12/05/2021
Você conhece a história do heróis da Polícia Militar do Estado de São Paulo, Ten PM Alberto Mendes Júnior?
O jovem policial foi morto covardemente assassinado por terroristas da VPR em 10 de maio de 1970. Sua execução foi marcada por requintes de frieza e perversidade. Após ser amordaçado e ter suas mãos amarradas atrás da cintura, o jovem oficial recebeu sucessivas coronhadas na cabeça até ter o crânio estraçalhado. Seu corpo só foi encontrado cinco meses depois, escondido num valão.
Em que circunstâncias ocorreu a morte deste guerreiro? Mendes Júnior comandava um pelotão destacado para patrulhar as imediações de Registro (SP), onde presumia-se haver um campo de treinamento da VPR, segundo informes colhidos pelo CIE – Centro de Inteligência do Exército. Em razão dessa suspeita, desde abril a região vinha sendo esquadrinhada por efetivos das Forças Armadas e da PM. À medida que o cerco se apertava, os guerrilheiros se evadiam ou caíam prisioneiros: dois foram detidos numa blitz e oito escaparam de ônibus, misturados ao populacho. Restavam sete terroristas quando sobreveio o primeiro tiroteio seguido de fuga, às margens BR-116, em 8 de maio. A caçada intensificou-se e culminou com um segundo recontro, às 21:00 do mesmo dia. Quando as armas silenciaram, vários PMs jaziam feridos no chão. Para assegurar-lhes socorro médico, o Tenente Mendes Júnior negociou um cessar-fogo com o líder do bando, Carlos Lamarca, oferecendo-se como prisioneiro sob a condição de que seus homens pudessem ser evacuados incólumes.

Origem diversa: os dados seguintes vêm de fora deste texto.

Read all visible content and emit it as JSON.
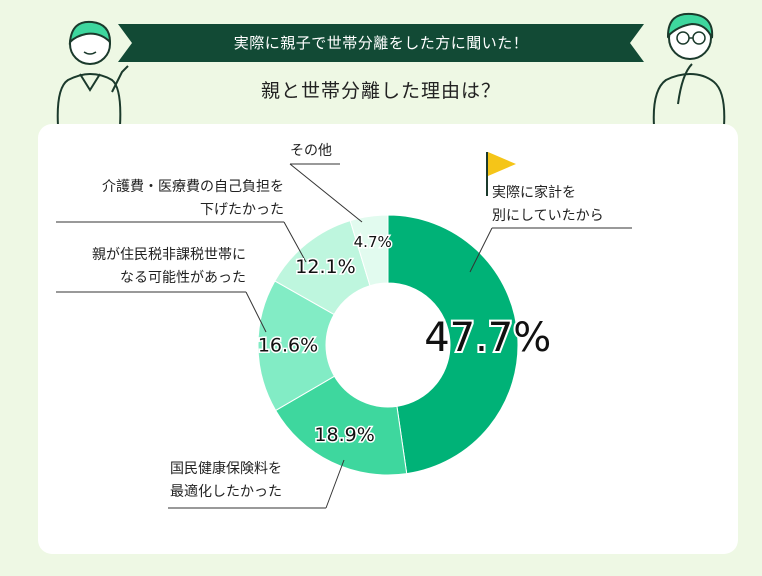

Aceita a proposta, o Tenente passou à custódia dos guerrilheiros, agora reduzidos a cinco, uma vez que dois fugiram durante o confronto. O grupo embrenhou-se pelo mato, buscando assim escapar ao cerco armado pelas forças legais. Após dois dias de fuga, julgando que Mendes Júnior já não tinha utilidade como refém, os terroristas decidiram executá-lo. Poderiam tê-lo matado de maneira indolor, com um tiro de misericórdia, mas preferiram fazê-lo da maneira mais bárbara possível, aplicando-lhe sucessivas coronhadas na cabeça. Após ocultar o cadáver, prosseguiram na fuga. O corpo do tenente só foi achado cinco meses depois, quando um dos assassinos foi capturado e mostrou às autoridades onde ele estava escondido.
A sorte do bando durou pouco. Dos cinco terroristas, dois vieram a ser mortos pelo Exército: Carlos Lamarca e Yosh*tame Fujimori. Um terceiro foi poupado, por ser informante do CIE – Gilberto Faria Lima. Os outros dois – Diógenes Sobrosa de Souza e Ariston Lucena – foram presos e condenados. Ao prolatar sua sentença, o Conselho Especial de Justiça da 2ª Auditoria Militar assim descreveu o oficial martirizado no cumprimento do dever: "O Tenente PM Alberto Mendes Júnior, na sua curta existência de 23 anos, realizou o ideal do herói e do santo. Quando chegou a sua vez e a sua hora, ele as aceitou e as dominou, renunciando à oportunidade de fugir ao dever, que, como uma espécie de última prova, lhe foi concretamente apresentada. Ele se tornou aquele 'dócil furacão' de que fala Jacques Maritain para definir o santo. E na solidão dos seus últimos momentos, no mistério para sempre impenetrável desses momentos, ele soube, nesses tempos de hedonismo crescente, realizar o milagre evangélico de dar sua vida pelas suas ovelhas - os seus soldados".
Alberto Mendes Júnior tinha dois filhos pequenos. Foi sepultado com honras militares em 11 de setembro de 1970. Sua missa de 7º dia reuniu 6.000 pessoas, entre elas o General Vicente de Paula Dale Coutinho, Comandante do II Exército, o Brigadeiro José Vaz da Silva, Comandante da 4ª Zona Aérea, e o Coronel Confúcio Danton de Paula Avelino, Comandante da PM de São Paulo. Por decisão presidencial, Mendes Júnior foi promovido postumamente a capitão. Anos depois, por força da Lei Estadual nº 13.026/2008, o 10 de maio foi declarado Dia do Herói Policial Militar. Desde então, o jardim do seu Batalhão abriga uma estátua de bronze talhada em alto relevo num mural de mármore, para que o exemplo dele permaneça vivo na memória desta Nação que lhe é eternamente grata!